IPAB Workshop-22/04/2021
Wenbin Hu
Title - Learning Reactive Motor Skills of Reaching and Grasping via Deep Reinforcement Learning
Abstract - Adaptive and reactive grasping of objects is an essential capability of autonomous robot skills. Yet it is challenging to learn such sensorimotor control that can coordinate hand-finger motions and is robust to disturbances and failure grasps. In this project, we proposed a learning scheme to train feedback control policies which coordinate reactive reaching and grasping actions.
We formulated geometric metrics and task-orientated quantities for the reward design. Further, to improve the success rate, we deployed key initial states of difficult poses in the training which can induce potential failures due to uncertainties. The extensive simulation validations and benchmarking demonstrated that the learned policy was robust to grasp both static and moving objects stably. Moreover, the policy generated successful failure recoveries within a short time in difficult configurations and was still robust with synthetic noises in the state feedback which were unseen during training.
Julian Habekost
Title: Synthetic Data Generation for Global Human Pose Estimation
Abstract: We propose a supervised learning-based approach for predicting camera space 3D human body pose, body shape, position and ground plane from a long monocular video that includes occlusions.
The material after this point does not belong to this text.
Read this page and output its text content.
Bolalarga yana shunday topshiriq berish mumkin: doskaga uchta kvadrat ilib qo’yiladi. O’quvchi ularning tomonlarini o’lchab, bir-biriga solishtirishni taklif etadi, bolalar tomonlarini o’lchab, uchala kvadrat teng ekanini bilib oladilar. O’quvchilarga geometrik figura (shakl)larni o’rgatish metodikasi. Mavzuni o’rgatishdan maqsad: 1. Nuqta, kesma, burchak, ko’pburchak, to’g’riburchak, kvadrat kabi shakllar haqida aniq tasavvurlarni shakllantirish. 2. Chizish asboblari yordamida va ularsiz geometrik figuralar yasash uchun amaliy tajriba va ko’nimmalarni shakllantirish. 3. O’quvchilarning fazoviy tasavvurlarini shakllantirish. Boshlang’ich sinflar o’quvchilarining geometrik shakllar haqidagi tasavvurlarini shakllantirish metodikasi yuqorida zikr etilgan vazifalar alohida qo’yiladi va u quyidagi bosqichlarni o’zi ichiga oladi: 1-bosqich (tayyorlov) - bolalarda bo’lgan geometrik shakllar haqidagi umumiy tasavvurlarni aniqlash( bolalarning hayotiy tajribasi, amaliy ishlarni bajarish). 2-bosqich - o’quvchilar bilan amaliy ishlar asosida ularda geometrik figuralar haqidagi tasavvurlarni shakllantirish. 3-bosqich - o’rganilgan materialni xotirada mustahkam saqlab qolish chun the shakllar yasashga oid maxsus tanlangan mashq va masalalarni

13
Using 3D motion capture data sets, we render minute-long videos by randomly changing the body shape and camera parameters, occluders and backgrounds. Specifically for the body shape and camera estimation we leverage long-term information based on attentive neural networks similar to the BERT transformer.
Weihong Li
Title: Universal Representation Learning from Multiple Domains for Few-shot Classification“.
Abstract: In this work, we look at the problem of few-shot classification that aims to learn a classifier for previously unseen classes and domains from few labeled samples. Recent methods use adaptation networks for aligning their features to new domains or select the relevant features from multiple domain-specific feature extractors. In this work, we propose to learn a single set of universal deep representations by distilling knowledge of multiple separately trained networks after co-aligning their features with the help of adapters and centered kernel alignment. We show that the universal representations can be further refined for previously unseen domains by an efficient adaptation step in a similar spirit to distance learning methods. We rigorously evaluate our model in the recent Meta-Dataset benchmark and demonstrate that it significantly outperforms the previous methods while being more efficient.